俺が正面を止める。佐那さんは右上を――」
「任せて」
跳猿が壁を蹴り、弾丸のように飛び出した。
「速っ……!」
宮本は反射的に佐那の前へ出る。
その瞬間――
(身体強化発動してる……これ、マジで強いな)
跳猿の爪が迫る。半身で躱し、拳を叩き込んだ。
ガンッ!
金属のような硬い手応え。
跳猿は壁に弾かれ、甲高い悲鳴を上げる。
「佐那さん、今!」
「――《火球》!」
火球(小)が跳猿を直撃し、毛を焦がす。
動きが鈍ったところへ、宮本が追撃して一体目が光に変わった。
「二体、正面から来る!」
佐那が叫ぶ。
跳猿二体が左右から挟み込むように迫る。
速度の乗った跳猿に向けて構える。
「佐那さん、左を頼む!」
「了解!」
佐那は鉈を構え、左の跳猿へ突っ込む。
右の跳猿は宮本へ一直線。
(速い……でも抜かせない!)
爪が振り下ろされるより前に近寄り腕をつかむ。
間近で見る爪は鋭く殺傷能力が高そうだ。
だが、佐那の気配が背中にあるだけで、恐怖が薄れる。
《共有ステータス補正:+1》
そのまま跳猿の腕を掴み、地面へ叩きつけた。
ドガッ!
跳猿が痙攣し、光になって消える。
「佐那さん!」
振り返ると、佐那は跳猿の連撃を受けながらも、必死に距離を保っていた。
「くっ……!」
「行く!」
佐那の前に回り込み、跳猿を正面から抑え込む。
「――っ!」
両腕をつかんだ瞬間、跳猿が体を回転させみぞおちに蹴りが入る。
「この野郎!」
渾身の投げ。
跳猿は岩壁に叩きつけられ、光に変わった。
静寂が戻る。
佐那は肩で息をしながら、宮本を見た。
「……助かった。
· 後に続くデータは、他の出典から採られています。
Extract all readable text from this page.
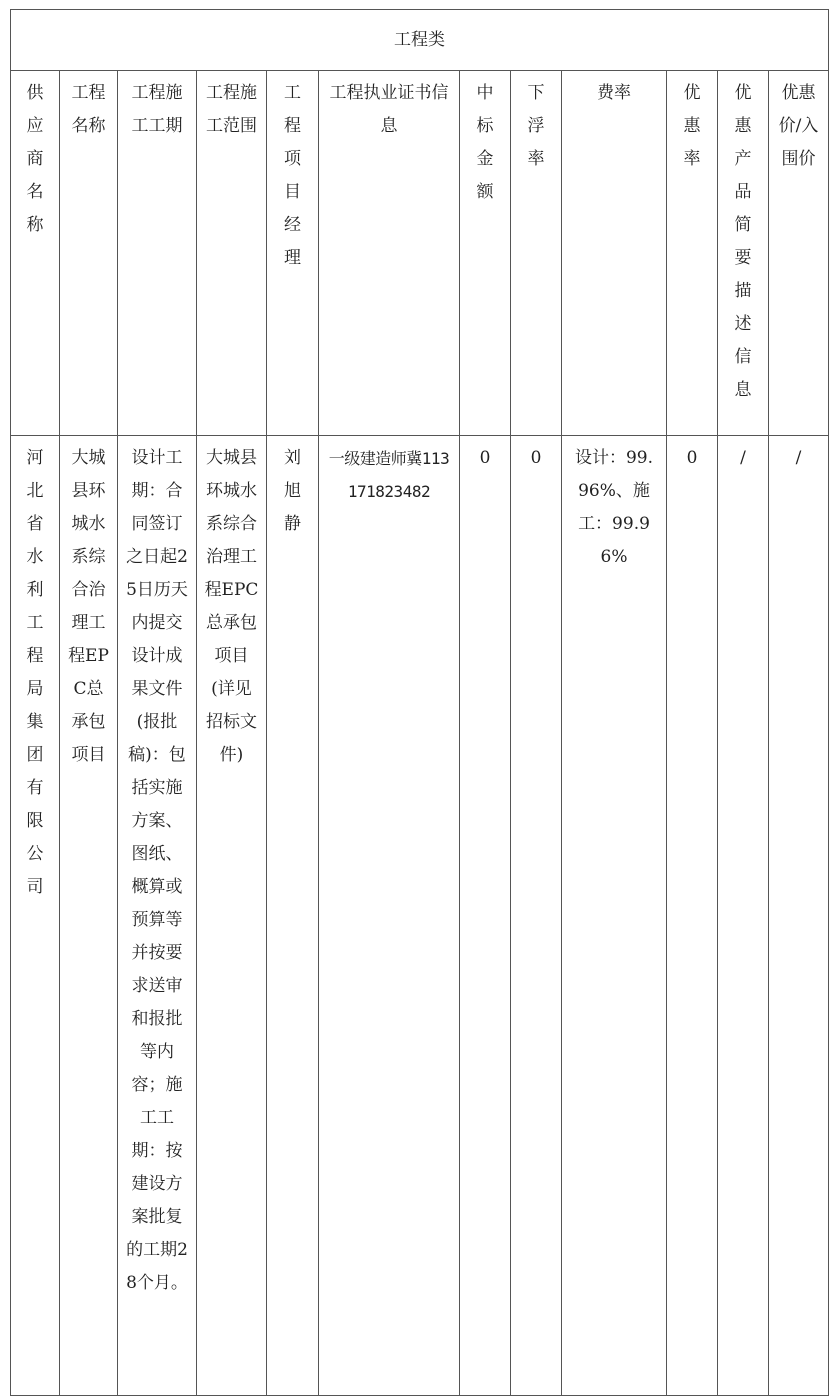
工程类											

供应商名称	工程名称	工程施工工期	工程施工范围	工程项目经理	工程执业证书信息	中标金额	下浮率	费率	优惠率	优惠产品简要描述信息	优惠价/入围价

河北省水利工程局集团有限公司	大城县环城水系综合治理工程EPC总承包项目	设计工期：合同签订之日起25日历天内提交设计成果文件(报批稿)：包括实施方案、图纸、概算或预算等并按要求送审和报批等内容；施工工期：按建设方案批复的工期28个月。	大城县环城水系综合治理工程EPC总承包项目(详见招标文件)	刘旭静	一级建造师冀113171823482	0	0	设计：99.96%、施工：99.96%	0	/	/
今の、完全に危なかった」
「お互い様だよ。佐那さんが左を引きつけてくれたから、動けた」
二人の間に、またあの“空気”が流れる。
《共有ステータス補正:+1》
佐那は頬を赤くし、視線をそらした。
「……補正、また上がったわね」
「戦闘中に上がるのは助かるけど……なんか、恥ずかしいな」
「……私もよ」
二人は軽く笑い合った。
だが――
その奥から、重い足音が響いた。
ズ……ズン……
「……来る。甲殻類の強化個体、“殻鬼蟹”」
虚実看破の光が震える。
「硬さは跳猿の比じゃない。正面から殴っても通らないわ」
宮本は拳を握り直す。
「じゃあ、どうする?」
佐那は深呼吸し、宮本を見た。
「あなたが注意を引いて。私が弱点を探す。
……信じてるから」
《共有ステータス補正:+2》
宮本の心臓が跳ねた。
「任せろ。絶対に守る」
二人は殻鬼蟹へ向き直る。
巨大な影が、ゆっくりと迫ってきた。